# Ammonia smell?



## Tulpa (Jan 18, 2013)

I was smoking the first english blend that I've acquired and I smelled the bowl while it was lit. It smelled (and burned my nose) like huffing cat urine. The smoke tasted great, though. Is it the tobacco? I don't think I've smelled a lit bowl before, so it might be normal?


----------



## YoungCurmudgeon (Jan 23, 2013)

Ammonia is a natural byproduct of fermenting or curing tobacco. If it bothers you, I would suggest letting the tobacco air out somewhat. In the cigar world a cigar that has an ammonia smell is generaly considered to be too young and needs some ageing in our humidors, but we have wood humidors which do breath through the wood grain. If your Jarring you tobacco its sealed in a glass chamber with no place for the ammonia to escape so I'm not sure how that works. I do know having smoked some young cigars with an ammonia aroma still in them it can give ya a wicked headache, but your smoking way more tobacco with a cigar. Hope someone more experianced with pipe tobacco aging methods chimes in.


----------



## MarkC (Jul 4, 2009)

Unless, of course, you were smoking Mixture 79. If that was the case, then it was genuine cat urine.


----------



## Tulpa (Jan 18, 2013)

Eh, it was a bulk tobacco named "Sherlock's Choice".


----------



## SmoknTaz (Jun 18, 2008)

Try smoking a different blend and see if you still get the ammonia smell. Or... Are you breaking in a new pipe?



MarkC said:


> Unless, of course, you were smoking Mixture 79. If that was the case, then it was genuine cat urine.
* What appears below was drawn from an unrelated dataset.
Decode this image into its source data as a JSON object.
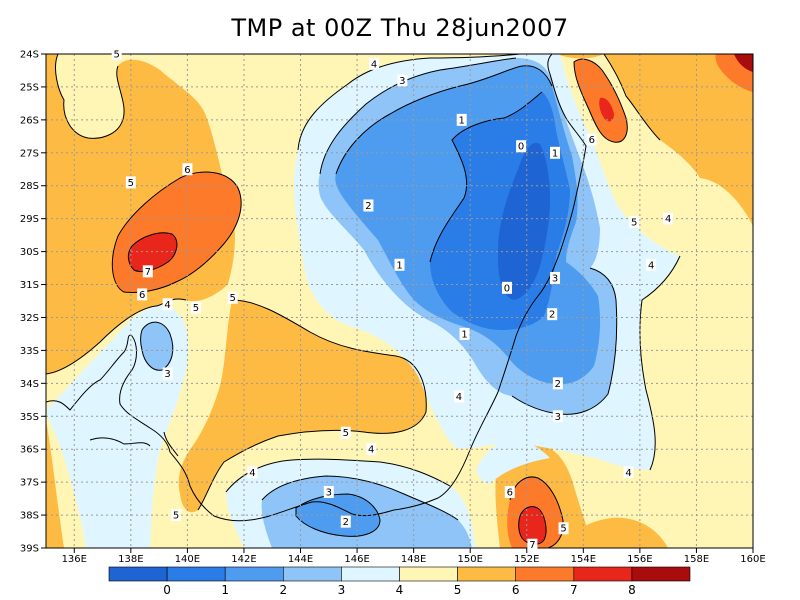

LMAO, tried it once and thank god I didn't detect any used cat litter! :rotfl:


----------



## TonyBrooklyn (Jan 28, 2010)

I have Smelled Ammonia in fresh cigars many times never in pipe baccy very interesting.
I would think the processing heating etc related to the production of pipe tobacco would remove all ammonia.


----------



## freestoke (Feb 13, 2011)

SmoknTaz said:


> LMAO, tried it once and thank god I didn't detect any used cat litter! :rotfl:


The litter is ground up with the goat pen sweepings, so you don't see it.


----------



## Tulpa (Jan 18, 2013)

Hm, I smoked it inside and noticed that there was a fairly strong ammonia smell under the normal room note. I tried an aromatic from the same place (tinderbox) and noticed it again, but to a lesser extent.


----------